An On-Line POMDP Solver for Continuous Observation Spaces
This addresses a key bottleneck for autonomous robots in handling continuous observations, though it is incremental as it builds on existing POMDP and Monte-Carlo methods.
The paper tackles the challenge of planning under partial observability with continuous observation spaces in POMDPs, proposing LABECOP, an on-line solver that avoids discretization and observation limits, and it performs similarly or better than state-of-the-art solvers in experiments on three problems.

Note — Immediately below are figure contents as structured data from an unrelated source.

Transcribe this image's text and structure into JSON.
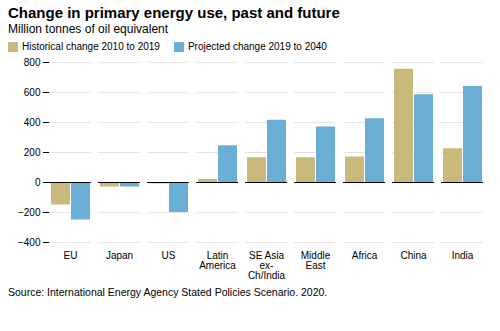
{
  "chart_data": {
    "type": "bar",
    "title": "Change in primary energy use, past and future",
    "subtitle": "Million tonnes of oil equivalent",
    "source": "Source: International Energy Agency Stated Policies Scenario. 2020.",
    "categories": [
      "EU",
      "Japan",
      "US",
      "Latin\nAmerica",
      "SE Asia\nex-\nCh/India",
      "Middle\nEast",
      "Africa",
      "China",
      "India"
    ],
    "series": [
      {
        "name": "Historical change 2010 to 2019",
        "color": "#c9b97b",
        "values": [
          -150,
          -30,
          -10,
          20,
          165,
          165,
          170,
          755,
          225
        ]
      },
      {
        "name": "Projected change 2019 to 2040",
        "color": "#6aaed5",
        "values": [
          -250,
          -30,
          -200,
          245,
          415,
          370,
          425,
          585,
          640
        ]
      }
    ],
    "ylim": [
      -400,
      800
    ],
    "yticks": [
      -400,
      -200,
      0,
      200,
      400,
      600,
      800
    ],
    "grid": true,
    "legend": "upper left"
  }
}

Planning under partial obervability is essential for autonomous robots. A principled way to address such planning problems is the Partially Observable Markov Decision Process (POMDP). Although solving POMDPs is computationally intractable, substantial advancements have been achieved in developing approximate POMDP solvers in the past two decades. However, computing robust solutions for problems with continuous observation spaces remains challenging. Most on-line solvers rely on discretising the observation space or artificially limiting the number of observations that are considered during planning to compute tractable policies. In this paper we propose a new on-line POMDP solver, called Lazy Belief Extraction for Continuous POMDPs (LABECOP), that combines methods from Monte-Carlo-Tree-Search and particle filtering to construct a policy reprentation which doesn't require discretised observation spaces and avoids limiting the number of observations considered during planning. Experiments on three different problems involving continuous observation spaces indicate that LABECOP performs similar or better than state-of-the-art POMDP solvers.